No entiendo a esa gente que antes del primer rayo de luz ya reparte sonrisas a gentes borrosas y menos entusiastas que a esas horas no desean recibirlas. Sonrisas que se sienten como las duchas heladas que recibíamos al canto del gallo en los retiros espirituales del Opus Dei, para alejar a nuestros demonios (a mí me los acercaban, la presencia del mal se anuncia siempre con un soplo frío). Siempre he pensado que los amaneceres suelen gustarles a aquellos que tienen un excesivo miedo a no despertar.
Cuando pienso en la estremecedora palabra “amanecer” no me aparecen aquellos (pocos) que he tenido que contemplar desde alguna perspectiva espectacular del planeta. Como arquetipo de amanecer, imagino uno concreto y modesto en Inglaterra, cuando era niño, simplemente mirando por una ventana fría. A las cinco de una ventosa mañana vi a un sacerdote con aspecto perfumado, alegre ante sus obligaciones tempraneras, que cortaba una convencional rosa para decorar la primera misa. Ahí está, en cada palabra, lo que significa amanecer. ¿A qué tanta alegría? ¿Dios elige a sus favoritos ya desde bien por la mañana? Llegaré tarde a esa selección.
Me resulta molesta la sensación de que cada vez que amanece se empieza a iluminar un mundo larvario, sin recuerdos del día anterior, sin remordimientos. Tanta falsa inocencia me asquea. Por el contrario, el atardecer es el desesperado intento de las altas reflexiones y arrepentimientos del mundo, cada vez más débiles, por agarrarse aún al paisaje, sabiendo que es inútil.
El rayo de luz que prefiero es el que llega del horizonte que no se ve, cuando ha atardecido del todo.
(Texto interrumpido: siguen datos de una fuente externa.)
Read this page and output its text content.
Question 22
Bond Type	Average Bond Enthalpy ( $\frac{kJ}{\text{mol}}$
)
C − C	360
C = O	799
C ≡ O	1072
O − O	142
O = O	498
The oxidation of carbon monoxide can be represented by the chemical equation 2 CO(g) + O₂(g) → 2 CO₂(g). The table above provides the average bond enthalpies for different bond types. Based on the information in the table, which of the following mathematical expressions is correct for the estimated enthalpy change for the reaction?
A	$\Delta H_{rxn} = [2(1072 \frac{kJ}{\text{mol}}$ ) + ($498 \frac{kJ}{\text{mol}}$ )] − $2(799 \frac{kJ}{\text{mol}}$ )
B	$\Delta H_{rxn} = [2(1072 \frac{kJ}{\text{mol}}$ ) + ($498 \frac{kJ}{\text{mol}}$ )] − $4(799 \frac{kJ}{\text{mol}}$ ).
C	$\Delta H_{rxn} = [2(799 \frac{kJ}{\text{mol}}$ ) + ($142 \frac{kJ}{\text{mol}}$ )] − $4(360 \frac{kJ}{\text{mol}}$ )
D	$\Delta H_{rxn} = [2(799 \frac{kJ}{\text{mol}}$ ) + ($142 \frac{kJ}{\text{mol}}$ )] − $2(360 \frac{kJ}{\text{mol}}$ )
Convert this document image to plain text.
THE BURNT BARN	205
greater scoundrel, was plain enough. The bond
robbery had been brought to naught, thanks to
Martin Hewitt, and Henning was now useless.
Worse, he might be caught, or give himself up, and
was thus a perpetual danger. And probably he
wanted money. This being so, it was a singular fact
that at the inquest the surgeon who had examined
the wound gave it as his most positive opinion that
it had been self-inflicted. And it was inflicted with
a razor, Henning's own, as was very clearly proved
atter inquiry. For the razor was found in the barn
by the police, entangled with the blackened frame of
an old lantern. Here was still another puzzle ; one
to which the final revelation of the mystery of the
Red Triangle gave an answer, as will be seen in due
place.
Esa última claridad describe una trayectoria cóncava, viene de una parte del firmamento que ya queda fuera del alcance de la mirada rectilínea, cuando el sol se ha puesto. El rayo de la tarde cuando ya es noche. Esa especie de último cálido apretón de mano de una persona que ha fallecido el instante anterior, pero que, cuando dio la orden a su brazo, aún vivía.